HEDEFİM DÜNYA ÜLKELERİNİN MÜZİKLERİNDEN OLUŞAN BİR ALBÜM YAPMAK
• Kanun bir gitar bir keman kadar popüler bir enstrüman değil. Nedeni ne?
Pahalı bir enstrüman olduğu için. Bir ney, bir kaval ve bir bağlamanın şansı daha fazla.Çünkü kanuna nazaran daha ekonomik. Çalınabilecek bir kanun 3-4 bin TL'den başlıyor. Ortalama bir kanun 6- 7 bin TL.
• Geleceğe yönelik projelerinizden bahsedebilir misiniz?
Kanunu bütün dünyada tanıtmak istiyorum. Açıkçası bir dernek kurmak istiyorum. 2015 yılında Türk Musikisi Federasyonu'nu kurduk. Hayallerimden biri de buydu.Federasyonda Türk Müziği ile uğraşan dernekler var. Federasyona, Halk Müziği, Sanat Müziği, Tasavvuf Müziği derneklerini de davet ettik. Şu an federasyon çatısı altında 20 dernek var. Bir taraftan Kanun Sanatı Derneği diye bir dernek de kurmayı düşünüyorum. Federasyon olarak bütün Türkiye'ye gitmeye çalışacağız.

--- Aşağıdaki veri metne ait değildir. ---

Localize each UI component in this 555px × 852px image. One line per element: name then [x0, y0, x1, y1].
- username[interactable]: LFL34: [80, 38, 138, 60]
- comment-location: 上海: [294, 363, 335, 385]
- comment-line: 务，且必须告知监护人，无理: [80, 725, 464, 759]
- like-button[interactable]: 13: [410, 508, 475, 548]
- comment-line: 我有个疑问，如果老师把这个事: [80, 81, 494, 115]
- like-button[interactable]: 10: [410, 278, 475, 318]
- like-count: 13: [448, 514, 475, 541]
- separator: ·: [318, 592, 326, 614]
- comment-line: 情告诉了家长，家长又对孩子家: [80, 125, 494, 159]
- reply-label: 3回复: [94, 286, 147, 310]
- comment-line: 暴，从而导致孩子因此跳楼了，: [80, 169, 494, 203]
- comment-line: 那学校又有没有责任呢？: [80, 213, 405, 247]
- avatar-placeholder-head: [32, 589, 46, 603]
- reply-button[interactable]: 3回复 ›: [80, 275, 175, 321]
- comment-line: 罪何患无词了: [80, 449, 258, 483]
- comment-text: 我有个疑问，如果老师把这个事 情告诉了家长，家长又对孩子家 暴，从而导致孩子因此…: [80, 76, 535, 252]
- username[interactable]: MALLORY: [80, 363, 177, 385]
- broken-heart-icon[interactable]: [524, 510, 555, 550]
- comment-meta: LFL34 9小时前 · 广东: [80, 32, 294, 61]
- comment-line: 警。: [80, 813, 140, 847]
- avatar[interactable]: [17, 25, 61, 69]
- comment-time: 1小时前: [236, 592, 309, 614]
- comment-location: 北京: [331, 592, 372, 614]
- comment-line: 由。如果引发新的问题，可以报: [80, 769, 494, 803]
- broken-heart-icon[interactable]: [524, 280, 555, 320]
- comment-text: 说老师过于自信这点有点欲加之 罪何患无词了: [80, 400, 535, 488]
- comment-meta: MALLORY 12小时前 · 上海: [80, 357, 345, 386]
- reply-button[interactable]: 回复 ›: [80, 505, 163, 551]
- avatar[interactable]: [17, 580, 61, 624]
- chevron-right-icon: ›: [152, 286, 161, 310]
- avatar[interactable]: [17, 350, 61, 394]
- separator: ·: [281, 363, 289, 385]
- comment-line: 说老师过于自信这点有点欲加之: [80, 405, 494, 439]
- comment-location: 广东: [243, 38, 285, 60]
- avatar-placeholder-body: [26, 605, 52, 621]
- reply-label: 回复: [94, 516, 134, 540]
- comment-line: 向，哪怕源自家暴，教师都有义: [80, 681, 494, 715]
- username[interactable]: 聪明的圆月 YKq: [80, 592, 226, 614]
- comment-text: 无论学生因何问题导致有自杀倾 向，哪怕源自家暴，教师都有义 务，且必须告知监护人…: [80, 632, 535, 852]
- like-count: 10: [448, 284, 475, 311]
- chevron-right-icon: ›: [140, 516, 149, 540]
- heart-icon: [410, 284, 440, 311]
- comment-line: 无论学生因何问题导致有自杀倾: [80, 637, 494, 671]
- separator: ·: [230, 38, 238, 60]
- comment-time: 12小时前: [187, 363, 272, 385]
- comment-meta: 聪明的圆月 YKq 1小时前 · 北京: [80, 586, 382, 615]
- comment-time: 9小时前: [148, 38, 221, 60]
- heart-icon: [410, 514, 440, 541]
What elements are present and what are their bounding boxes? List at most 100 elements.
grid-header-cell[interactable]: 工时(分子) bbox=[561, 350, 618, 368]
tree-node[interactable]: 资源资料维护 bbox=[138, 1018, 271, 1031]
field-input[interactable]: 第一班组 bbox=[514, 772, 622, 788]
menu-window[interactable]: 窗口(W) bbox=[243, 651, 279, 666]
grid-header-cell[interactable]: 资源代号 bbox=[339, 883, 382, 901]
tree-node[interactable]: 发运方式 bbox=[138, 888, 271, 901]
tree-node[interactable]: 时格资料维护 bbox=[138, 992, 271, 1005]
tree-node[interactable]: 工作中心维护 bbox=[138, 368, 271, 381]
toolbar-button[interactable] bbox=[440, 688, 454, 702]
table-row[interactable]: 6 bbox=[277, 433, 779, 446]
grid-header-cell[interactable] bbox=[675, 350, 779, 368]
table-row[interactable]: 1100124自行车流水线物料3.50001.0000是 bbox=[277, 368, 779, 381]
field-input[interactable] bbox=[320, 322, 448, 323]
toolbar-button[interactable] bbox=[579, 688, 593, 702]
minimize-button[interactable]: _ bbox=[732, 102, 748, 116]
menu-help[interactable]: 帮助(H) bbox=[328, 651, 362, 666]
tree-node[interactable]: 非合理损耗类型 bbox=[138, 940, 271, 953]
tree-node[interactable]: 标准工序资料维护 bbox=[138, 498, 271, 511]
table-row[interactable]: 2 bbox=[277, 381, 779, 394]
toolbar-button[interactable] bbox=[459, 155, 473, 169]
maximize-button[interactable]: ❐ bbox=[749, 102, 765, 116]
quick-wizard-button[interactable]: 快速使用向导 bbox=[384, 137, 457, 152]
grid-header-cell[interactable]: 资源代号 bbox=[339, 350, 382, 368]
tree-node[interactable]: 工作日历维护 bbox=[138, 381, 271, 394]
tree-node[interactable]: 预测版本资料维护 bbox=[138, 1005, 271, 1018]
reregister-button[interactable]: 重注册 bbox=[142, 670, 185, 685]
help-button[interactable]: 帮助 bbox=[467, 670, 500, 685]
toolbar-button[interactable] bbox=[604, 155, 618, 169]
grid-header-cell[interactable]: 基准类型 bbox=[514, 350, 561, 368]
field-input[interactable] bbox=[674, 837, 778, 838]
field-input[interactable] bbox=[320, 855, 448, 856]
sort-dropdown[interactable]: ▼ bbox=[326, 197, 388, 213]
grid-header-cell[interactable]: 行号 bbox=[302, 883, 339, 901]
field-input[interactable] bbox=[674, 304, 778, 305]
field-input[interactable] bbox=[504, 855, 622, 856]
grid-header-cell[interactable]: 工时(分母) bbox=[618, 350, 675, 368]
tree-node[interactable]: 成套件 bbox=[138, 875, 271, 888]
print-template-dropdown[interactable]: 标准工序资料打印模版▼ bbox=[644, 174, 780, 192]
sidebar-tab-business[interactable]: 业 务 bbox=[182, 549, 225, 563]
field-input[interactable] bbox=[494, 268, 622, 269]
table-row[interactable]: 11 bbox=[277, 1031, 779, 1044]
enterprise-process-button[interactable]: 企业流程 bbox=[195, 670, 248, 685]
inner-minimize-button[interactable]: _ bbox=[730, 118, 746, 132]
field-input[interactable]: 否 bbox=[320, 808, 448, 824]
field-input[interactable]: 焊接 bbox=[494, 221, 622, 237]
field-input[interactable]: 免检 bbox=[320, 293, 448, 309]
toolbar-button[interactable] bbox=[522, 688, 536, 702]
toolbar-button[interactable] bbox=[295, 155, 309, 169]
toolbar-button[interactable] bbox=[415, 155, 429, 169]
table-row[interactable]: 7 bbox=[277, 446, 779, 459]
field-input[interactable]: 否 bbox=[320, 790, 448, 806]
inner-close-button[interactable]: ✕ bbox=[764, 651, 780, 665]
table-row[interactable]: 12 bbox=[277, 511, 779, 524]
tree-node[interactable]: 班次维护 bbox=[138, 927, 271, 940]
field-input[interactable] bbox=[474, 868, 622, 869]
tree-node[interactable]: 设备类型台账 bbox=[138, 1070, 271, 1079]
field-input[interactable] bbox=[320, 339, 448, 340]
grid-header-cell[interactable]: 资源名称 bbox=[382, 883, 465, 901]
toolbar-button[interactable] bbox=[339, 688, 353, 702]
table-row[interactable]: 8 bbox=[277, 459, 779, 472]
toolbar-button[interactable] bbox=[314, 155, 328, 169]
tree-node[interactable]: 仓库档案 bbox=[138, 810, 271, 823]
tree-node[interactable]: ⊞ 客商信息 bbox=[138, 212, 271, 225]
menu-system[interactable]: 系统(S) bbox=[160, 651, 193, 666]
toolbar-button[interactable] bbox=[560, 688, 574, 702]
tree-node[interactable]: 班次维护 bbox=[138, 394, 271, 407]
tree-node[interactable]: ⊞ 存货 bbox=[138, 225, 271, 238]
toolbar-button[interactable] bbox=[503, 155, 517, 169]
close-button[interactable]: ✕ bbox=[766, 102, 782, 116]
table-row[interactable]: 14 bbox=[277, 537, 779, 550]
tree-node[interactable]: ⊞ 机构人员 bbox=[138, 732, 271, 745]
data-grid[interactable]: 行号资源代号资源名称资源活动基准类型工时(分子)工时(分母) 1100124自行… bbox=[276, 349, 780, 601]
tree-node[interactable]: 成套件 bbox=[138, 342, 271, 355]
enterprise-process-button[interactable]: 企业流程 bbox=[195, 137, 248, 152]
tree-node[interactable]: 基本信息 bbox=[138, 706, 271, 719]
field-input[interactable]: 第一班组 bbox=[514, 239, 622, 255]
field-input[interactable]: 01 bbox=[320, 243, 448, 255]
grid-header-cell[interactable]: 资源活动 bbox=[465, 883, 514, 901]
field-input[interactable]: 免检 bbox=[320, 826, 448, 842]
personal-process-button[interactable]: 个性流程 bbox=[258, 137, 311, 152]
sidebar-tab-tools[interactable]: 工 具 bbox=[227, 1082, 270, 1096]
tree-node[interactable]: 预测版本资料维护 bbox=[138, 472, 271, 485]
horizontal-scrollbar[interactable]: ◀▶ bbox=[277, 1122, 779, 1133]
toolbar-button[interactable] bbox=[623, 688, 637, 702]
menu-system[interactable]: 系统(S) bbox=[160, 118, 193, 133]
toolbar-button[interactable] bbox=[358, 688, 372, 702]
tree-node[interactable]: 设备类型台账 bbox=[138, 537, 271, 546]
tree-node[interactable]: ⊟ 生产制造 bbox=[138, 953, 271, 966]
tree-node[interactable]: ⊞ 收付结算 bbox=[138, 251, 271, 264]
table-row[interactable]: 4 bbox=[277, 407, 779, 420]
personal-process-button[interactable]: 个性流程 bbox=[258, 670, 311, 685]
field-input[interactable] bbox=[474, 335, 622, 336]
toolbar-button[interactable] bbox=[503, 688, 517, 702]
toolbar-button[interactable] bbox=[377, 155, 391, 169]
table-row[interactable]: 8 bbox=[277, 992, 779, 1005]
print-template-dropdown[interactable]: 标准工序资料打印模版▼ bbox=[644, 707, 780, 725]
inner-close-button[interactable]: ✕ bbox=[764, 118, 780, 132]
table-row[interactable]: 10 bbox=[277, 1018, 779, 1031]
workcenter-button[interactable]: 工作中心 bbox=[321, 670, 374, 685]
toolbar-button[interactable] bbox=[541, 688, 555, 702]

Kısa adı TÜMFED olan Türk Musikisi Federasyonu'nun Merkezi Ankara'dadır. Konser verdiğim ülkelerin müziklerinden oluşan bir CD çalışması yapmayı düşünüyorum.
• Ankara'da kanun festivali yapmayı düşünüyor musunuz?
Evet, üçüncüsünü yapıyorduk aslında. Ama ekonomik nedenlerden kaynaklı erteledik. Sponsor olan kamu kuruluşları ekonomik krizden dolayı desteklerini geri çekti. Bütün alt yapı hazırdı 12 ülkeden katılım olacaktı. Ama olmadı maalesef.